Logros y contribuciones

A lo largo de su carrera, Maximino Cerezo Barredo se distinguió por su capacidad para fusionar el arte religioso con un mensaje social. Su obra mural fue la que le otorgó mayor relevancia, desarrollándose principalmente en iglesias, colegios y catedrales de América Latina. Entre los primeros grandes trabajos de Cerezo Barredo, destacan los murales realizados en los colegios mayores de Jaime del Amo y Virgen de la Almudena en Madrid, y la capilla del Colegio Mayor Pío XII en la Cidade Universitária de Lisboa.
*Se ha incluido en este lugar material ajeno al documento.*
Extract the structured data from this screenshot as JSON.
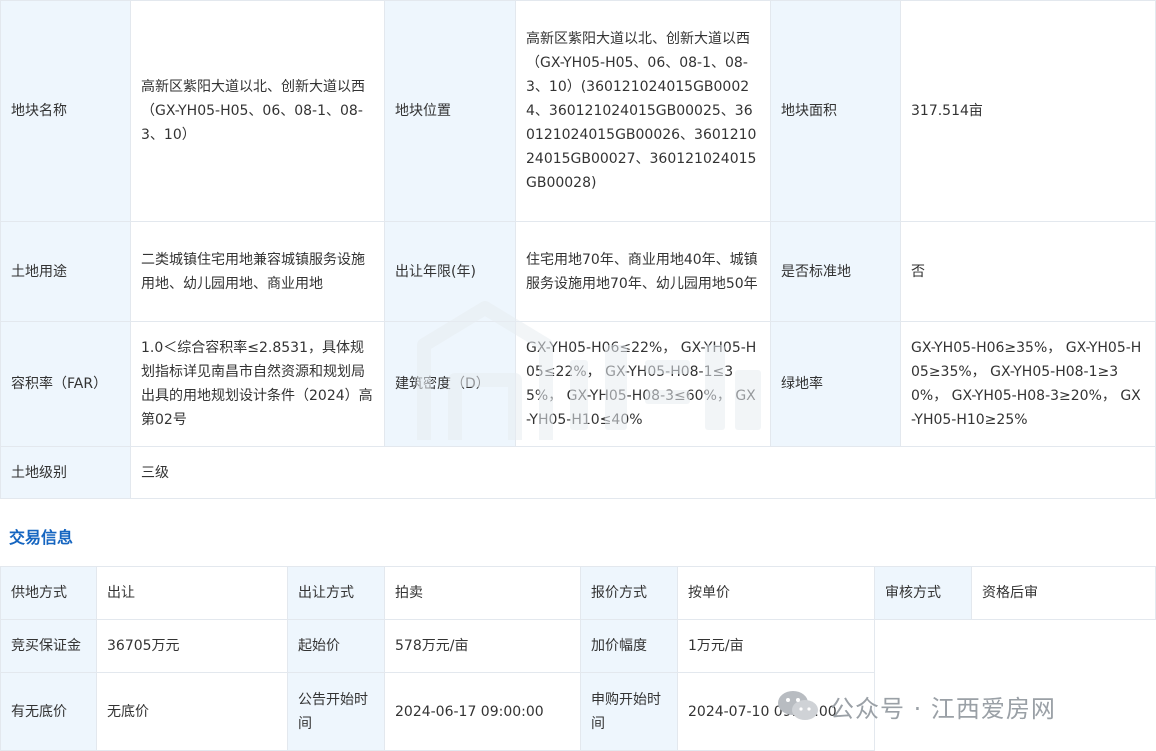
{
  "land": {
    "row1": {
      "name_label": "地块名称",
      "name_value": "高新区紫阳大道以北、创新大道以西（GX-YH05-H05、06、08-1、08-3、10）",
      "location_label": "地块位置",
      "location_value": "高新区紫阳大道以北、创新大道以西（GX-YH05-H05、06、08-1、08-3、10）(360121024015GB00024、360121024015GB00025、360121024015GB00026、360121024015GB00027、360121024015GB00028)",
      "area_label": "地块面积",
      "area_value": "317.514亩"
    },
    "row2": {
      "use_label": "土地用途",
      "use_value": "二类城镇住宅用地兼容城镇服务设施用地、幼儿园用地、商业用地",
      "term_label": "出让年限(年)",
      "term_value": "住宅用地70年、商业用地40年、城镇服务设施用地70年、幼儿园用地50年",
      "standard_label": "是否标准地",
      "standard_value": "否"
    },
    "row3": {
      "far_label": "容积率（FAR）",
      "far_value": "1.0＜综合容积率≤2.8531，具体规划指标详见南昌市自然资源和规划局出具的用地规划设计条件（2024）高第02号",
      "density_label": "建筑密度（D）",
      "density_value": "GX-YH05-H06≤22%， GX-YH05-H05≤22%， GX-YH05-H08-1≤35%， GX-YH05-H08-3≤60%， GX-YH05-H10≤40%",
      "green_label": "绿地率",
      "green_value": "GX-YH05-H06≥35%， GX-YH05-H05≥35%， GX-YH05-H08-1≥30%， GX-YH05-H08-3≥20%， GX-YH05-H10≥25%"
    },
    "row4": {
      "grade_label": "土地级别",
      "grade_value": "三级"
    }
  },
  "trade": {
    "title": "交易信息",
    "row1": {
      "supply_label": "供地方式",
      "supply_value": "出让",
      "transfer_label": "出让方式",
      "transfer_value": "拍卖",
      "quote_label": "报价方式",
      "quote_value": "按单价",
      "review_label": "审核方式",
      "review_value": "资格后审"
    },
    "row2": {
      "deposit_label": "竞买保证金",
      "deposit_value": "36705万元",
      "start_price_label": "起始价",
      "start_price_value": "578万元/亩",
      "increment_label": "加价幅度",
      "increment_value": "1万元/亩"
    },
    "row3": {
      "reserve_label": "有无底价",
      "reserve_value": "无底价",
      "notice_start_label": "公告开始时间",
      "notice_start_value": "2024-06-17 09:00:00",
      "apply_start_label": "申购开始时间",
      "apply_start_value": "2024-07-10 09:00:00"
    }
  },
  "watermark": {
    "logo_icon": "house-logo-icon"
  },
  "wechat": {
    "icon": "wechat-icon",
    "text": "公众号 · 江西爱房网"
  }
}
A mediados de la década de 1960, Cerezo Barredo fue cofundador, junto con el dominico José Manuel Aguilar, de la revista ARA (Arte Religioso Actual), una publicación que marcó un punto de inflexión en la reflexión sobre el arte religioso contemporáneo. Su actividad no se limitó al ámbito de la pintura y el diseño mural, ya que también impulsó la reflexión teológica y la formación en el ámbito del arte sacro. En 1964, Cerezo participó en la organización de la II Bienal de Arte Sacro en León y prologó el catálogo de este evento. Además, fue miembro de la Comisión Nacional de Arte Sacro, lo que consolidó su posición dentro de la esfera del arte religioso en España.
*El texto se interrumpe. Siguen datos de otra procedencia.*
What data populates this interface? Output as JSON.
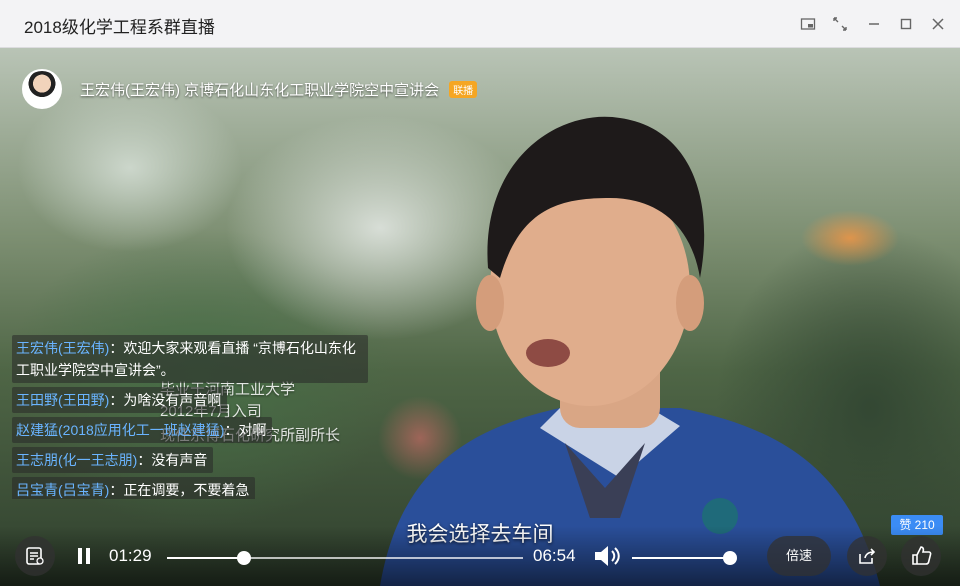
{
  "window": {
    "title": "2018级化学工程系群直播"
  },
  "host": {
    "name": "王宏伟(王宏伟)",
    "lecture": "京博石化山东化工职业学院空中宣讲会",
    "tag": "联播"
  },
  "comments": [
    {
      "user": "王宏伟(王宏伟)",
      "text": "：欢迎大家来观看直播 “京博石化山东化工职业学院空中宣讲会”。"
    },
    {
      "user": "王田野(王田野)",
      "text": "：为啥没有声音啊"
    },
    {
      "user": "赵建猛(2018应用化工一班赵建猛)",
      "text": "：对啊"
    },
    {
      "user": "王志朋(化一王志朋)",
      "text": "：没有声音"
    },
    {
      "user": "吕宝青(吕宝青)",
      "text": "：正在调要，不要着急"
    }
  ],
  "video_overlay": {
    "line1": "毕业于河南工业大学",
    "line2": "2012年7月入司",
    "line3": "现任京博石化研究所副所长"
  },
  "subtitle": "我会选择去车间",
  "likes": "赞 210",
  "player": {
    "current_time": "01:29",
    "duration": "06:54",
    "progress": 0.215,
    "volume": 1.0,
    "speed_label": "倍速"
  },
  "colors": {
    "accent": "#3b8cf5",
    "username": "#6ab4ff",
    "tag": "#f5a623"
  }
}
A lo largo de los años 70, la obra de Cerezo Barredo se expandió más allá de las fronteras españolas. En 1968, viajó a Filipinas, donde realizó varios trabajos en la Catedral de Basilian, en una pequeña isla del sur del archipiélago. Estos trabajos incluyeron un mosaico, una vidriera en técnica de cemento y un Vía crucis. Durante su estancia en Manila, también celebró su primera exposición de arte religioso, que marcó un antes y un después en su carrera artística.

Momentos clave

Uno de los momentos más significativos en la vida de Maximino Cerezo Barredo fue su viaje a Perú en 1970. Allí se apartó temporalmente de la pintura y se dedicó al trabajo pastoral en Juanjuí, un pequeño pueblo en el departamento de San Martín. Sin embargo, tras el terremoto que devastó la región en 1972, Cerezo Barredo retomó su faceta de muralista, pintando un mural de 38 x 3,10 metros en la iglesia reconstruida. Este mural, titulado Historia de la Salvación, marcó un hito en su carrera, pues sentó las bases de su estilo mural, caracterizado por una fuerte carga social y un enfoque en la representación de las clases más humildes.

En 1977, Maximino Cerezo Barredo participó en un curso de pastoral latinoamericana en el Instituto Pastoral de CELAM (Consejo Episcopal Latinoamericano), en el que pudo intercambiar experiencias con otros compañeros de América Latina. Durante su estancia, conoció a algunos de los principales exponentes de la teología latinoamericana, lo que tuvo una influencia directa en su obra. En ese mismo año, pintó el mural La opción de los pobres en la capilla del Instituto Pastoral, un trabajo que reflejó su compromiso con la lucha por los derechos de los más desfavorecidos.

Otro de los grandes momentos de su carrera tuvo lugar en 1980, cuando Cerezo Barredo pintó dos murales en la iglesia del barrio de Maranga en Lima, Perú. Estos murales, que abordaron las Bienaventuranzas de San Lucas desde una perspectiva latinoamericana, fueron un reflejo de su continuo compromiso con las problemáticas sociales y religiosas del continente.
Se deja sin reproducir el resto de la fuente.